In particolare, risultati interessanti sono stati trovati nel confezionamento di malte, intonaci e pannelli isolanti, grazie alle proprietà di isolamento termico dovute all’elevata porosità che contraddistingue i prodotti piroclastici.
Inoltre, i prodotti ceramici realizzati presentano complessivamente caratteristiche fisico-meccaniche in linea con quelle mostrate dai prodotti ceramici convenzionali, persino migliori in alcuni casi. I ricercatori del progetto REUCET hanno anche valutato la realizzazione di materiali innovativi (compositi fotocatalitici e zeoliti) per il contenimento dell’inquinamento.
Un’altra alternativa appropriata e sostenibile studiata è il recupero ambientale di aree degradate che permetterebbe di impiegare le migliaia di tonnellate di cenere cadute.
Anche l’impiego nell’edilizia e nelle pavimentazioni stradali della viabilità provinciale consentirebbe l’uso di volumi importanti con limitati costi di trasporto.

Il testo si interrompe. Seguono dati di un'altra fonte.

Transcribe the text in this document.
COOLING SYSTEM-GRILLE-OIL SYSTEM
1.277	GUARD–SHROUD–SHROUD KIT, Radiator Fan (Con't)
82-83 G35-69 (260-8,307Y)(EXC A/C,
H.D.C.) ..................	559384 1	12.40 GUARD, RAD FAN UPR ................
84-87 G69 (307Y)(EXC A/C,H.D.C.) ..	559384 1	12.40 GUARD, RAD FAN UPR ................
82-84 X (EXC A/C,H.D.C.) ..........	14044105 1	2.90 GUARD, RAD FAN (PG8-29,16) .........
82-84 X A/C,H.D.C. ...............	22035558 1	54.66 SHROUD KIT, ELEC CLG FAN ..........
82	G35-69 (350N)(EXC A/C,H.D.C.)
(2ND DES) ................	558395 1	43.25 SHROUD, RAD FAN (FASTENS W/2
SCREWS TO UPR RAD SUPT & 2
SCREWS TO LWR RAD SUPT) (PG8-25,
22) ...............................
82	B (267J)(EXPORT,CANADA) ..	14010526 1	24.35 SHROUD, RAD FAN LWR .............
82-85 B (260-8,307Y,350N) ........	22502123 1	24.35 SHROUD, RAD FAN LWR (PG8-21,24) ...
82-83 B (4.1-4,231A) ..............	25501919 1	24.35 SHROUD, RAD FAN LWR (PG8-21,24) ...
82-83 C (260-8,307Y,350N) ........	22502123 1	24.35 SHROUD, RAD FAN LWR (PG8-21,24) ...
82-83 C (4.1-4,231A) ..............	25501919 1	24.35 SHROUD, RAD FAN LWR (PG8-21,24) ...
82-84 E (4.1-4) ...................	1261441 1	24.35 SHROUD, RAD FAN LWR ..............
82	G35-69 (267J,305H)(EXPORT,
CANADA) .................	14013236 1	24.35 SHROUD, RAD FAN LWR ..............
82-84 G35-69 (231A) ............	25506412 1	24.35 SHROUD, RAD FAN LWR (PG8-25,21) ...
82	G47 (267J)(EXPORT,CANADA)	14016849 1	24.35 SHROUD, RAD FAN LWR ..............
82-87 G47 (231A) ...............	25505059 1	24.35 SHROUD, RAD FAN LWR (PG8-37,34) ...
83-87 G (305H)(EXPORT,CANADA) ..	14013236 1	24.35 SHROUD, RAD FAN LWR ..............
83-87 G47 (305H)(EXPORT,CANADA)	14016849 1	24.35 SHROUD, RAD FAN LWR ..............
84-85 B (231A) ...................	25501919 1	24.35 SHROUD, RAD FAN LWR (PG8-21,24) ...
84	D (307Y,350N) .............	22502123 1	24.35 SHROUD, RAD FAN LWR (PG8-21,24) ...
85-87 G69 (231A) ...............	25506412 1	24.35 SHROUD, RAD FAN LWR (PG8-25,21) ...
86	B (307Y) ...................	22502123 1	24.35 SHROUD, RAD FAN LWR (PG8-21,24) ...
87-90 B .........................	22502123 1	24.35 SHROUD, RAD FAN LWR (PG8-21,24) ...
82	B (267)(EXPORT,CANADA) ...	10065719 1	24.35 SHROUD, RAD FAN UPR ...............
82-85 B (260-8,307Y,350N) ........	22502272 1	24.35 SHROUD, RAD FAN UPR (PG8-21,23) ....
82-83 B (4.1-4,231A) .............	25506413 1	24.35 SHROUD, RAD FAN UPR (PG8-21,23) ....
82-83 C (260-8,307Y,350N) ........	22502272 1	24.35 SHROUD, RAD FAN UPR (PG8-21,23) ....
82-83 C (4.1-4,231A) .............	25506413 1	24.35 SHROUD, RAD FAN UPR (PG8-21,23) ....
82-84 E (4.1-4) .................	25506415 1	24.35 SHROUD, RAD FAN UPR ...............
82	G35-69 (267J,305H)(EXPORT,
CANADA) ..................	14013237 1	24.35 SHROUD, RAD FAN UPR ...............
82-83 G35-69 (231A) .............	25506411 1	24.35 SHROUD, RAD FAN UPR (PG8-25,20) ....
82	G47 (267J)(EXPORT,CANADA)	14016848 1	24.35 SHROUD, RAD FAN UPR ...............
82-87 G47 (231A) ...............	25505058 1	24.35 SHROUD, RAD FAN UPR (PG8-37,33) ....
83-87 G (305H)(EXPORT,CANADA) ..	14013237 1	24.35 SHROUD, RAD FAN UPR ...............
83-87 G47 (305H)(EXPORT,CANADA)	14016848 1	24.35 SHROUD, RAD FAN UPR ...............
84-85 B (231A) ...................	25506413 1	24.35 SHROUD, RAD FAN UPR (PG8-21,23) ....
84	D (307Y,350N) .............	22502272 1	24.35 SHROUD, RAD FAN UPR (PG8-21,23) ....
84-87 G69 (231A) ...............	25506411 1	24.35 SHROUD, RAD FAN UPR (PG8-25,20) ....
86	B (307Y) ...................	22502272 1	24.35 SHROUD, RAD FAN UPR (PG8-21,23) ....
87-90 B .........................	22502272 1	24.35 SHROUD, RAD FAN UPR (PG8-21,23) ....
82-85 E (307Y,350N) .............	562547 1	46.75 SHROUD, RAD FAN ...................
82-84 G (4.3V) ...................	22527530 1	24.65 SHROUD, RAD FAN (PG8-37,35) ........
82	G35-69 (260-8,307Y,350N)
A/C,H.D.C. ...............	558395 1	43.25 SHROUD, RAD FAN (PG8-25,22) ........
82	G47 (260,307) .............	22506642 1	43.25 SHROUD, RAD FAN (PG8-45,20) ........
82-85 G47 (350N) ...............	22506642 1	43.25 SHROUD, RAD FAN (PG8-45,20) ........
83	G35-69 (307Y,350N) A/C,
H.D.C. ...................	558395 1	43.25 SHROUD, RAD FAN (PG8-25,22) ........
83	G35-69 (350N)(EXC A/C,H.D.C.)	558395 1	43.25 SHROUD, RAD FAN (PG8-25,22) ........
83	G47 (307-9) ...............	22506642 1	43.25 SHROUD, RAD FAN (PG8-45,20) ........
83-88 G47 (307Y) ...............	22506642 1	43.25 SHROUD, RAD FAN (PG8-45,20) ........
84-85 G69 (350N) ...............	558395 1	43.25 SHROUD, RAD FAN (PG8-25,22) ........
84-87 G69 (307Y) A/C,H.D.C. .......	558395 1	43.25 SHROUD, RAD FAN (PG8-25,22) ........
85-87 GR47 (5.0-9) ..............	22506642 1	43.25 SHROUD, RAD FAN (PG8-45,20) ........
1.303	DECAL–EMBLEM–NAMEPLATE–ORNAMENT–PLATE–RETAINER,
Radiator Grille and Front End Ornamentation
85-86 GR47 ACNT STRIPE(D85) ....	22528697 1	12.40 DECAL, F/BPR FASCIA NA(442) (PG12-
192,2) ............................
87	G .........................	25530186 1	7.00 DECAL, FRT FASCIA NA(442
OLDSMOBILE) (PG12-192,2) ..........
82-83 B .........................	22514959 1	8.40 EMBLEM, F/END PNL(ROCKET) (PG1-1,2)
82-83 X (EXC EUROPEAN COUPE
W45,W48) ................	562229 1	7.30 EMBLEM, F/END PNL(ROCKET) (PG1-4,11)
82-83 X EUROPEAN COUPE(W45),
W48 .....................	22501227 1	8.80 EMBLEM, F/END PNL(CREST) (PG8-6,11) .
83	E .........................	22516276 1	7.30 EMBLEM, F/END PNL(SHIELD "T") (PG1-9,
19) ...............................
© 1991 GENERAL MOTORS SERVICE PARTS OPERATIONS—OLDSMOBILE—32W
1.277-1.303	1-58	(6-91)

I ricercatori dell’Università di Catania evidenziarono la necessità di intervenire sulla normativa vigente, al fine di valorizzare il recupero delle ceneri vulcaniche etnee, e di prevedere risorse economiche ad hoc.
Sono passati quattro anni e ancora dal lato politico istituiscono tavoli e continuano a sprecare risorse, rendendo il problema più grave ad ogni evenienza che per loro è sempre “eccezionale”.
Nell'ultima emissione vulcanica, quella di inizio luglio, hanno dichiarato che solo sulla città di Catania sarebbero cadute la bellezza di 17 mila tonnellate di cenere: se è vero che la vendono a quasi 1 euro al chilo…bhe, fate voi i conti: e noi invece paghiamo, per giunta senza neanche averla tolta dalle strade.
Nel frattempo, a Pordenone la vendono a sacchi. Ed anche su Amazon.
Ma quando metteranno in vendita, o anche a noleggio, un qualche amministratore mediamente capace?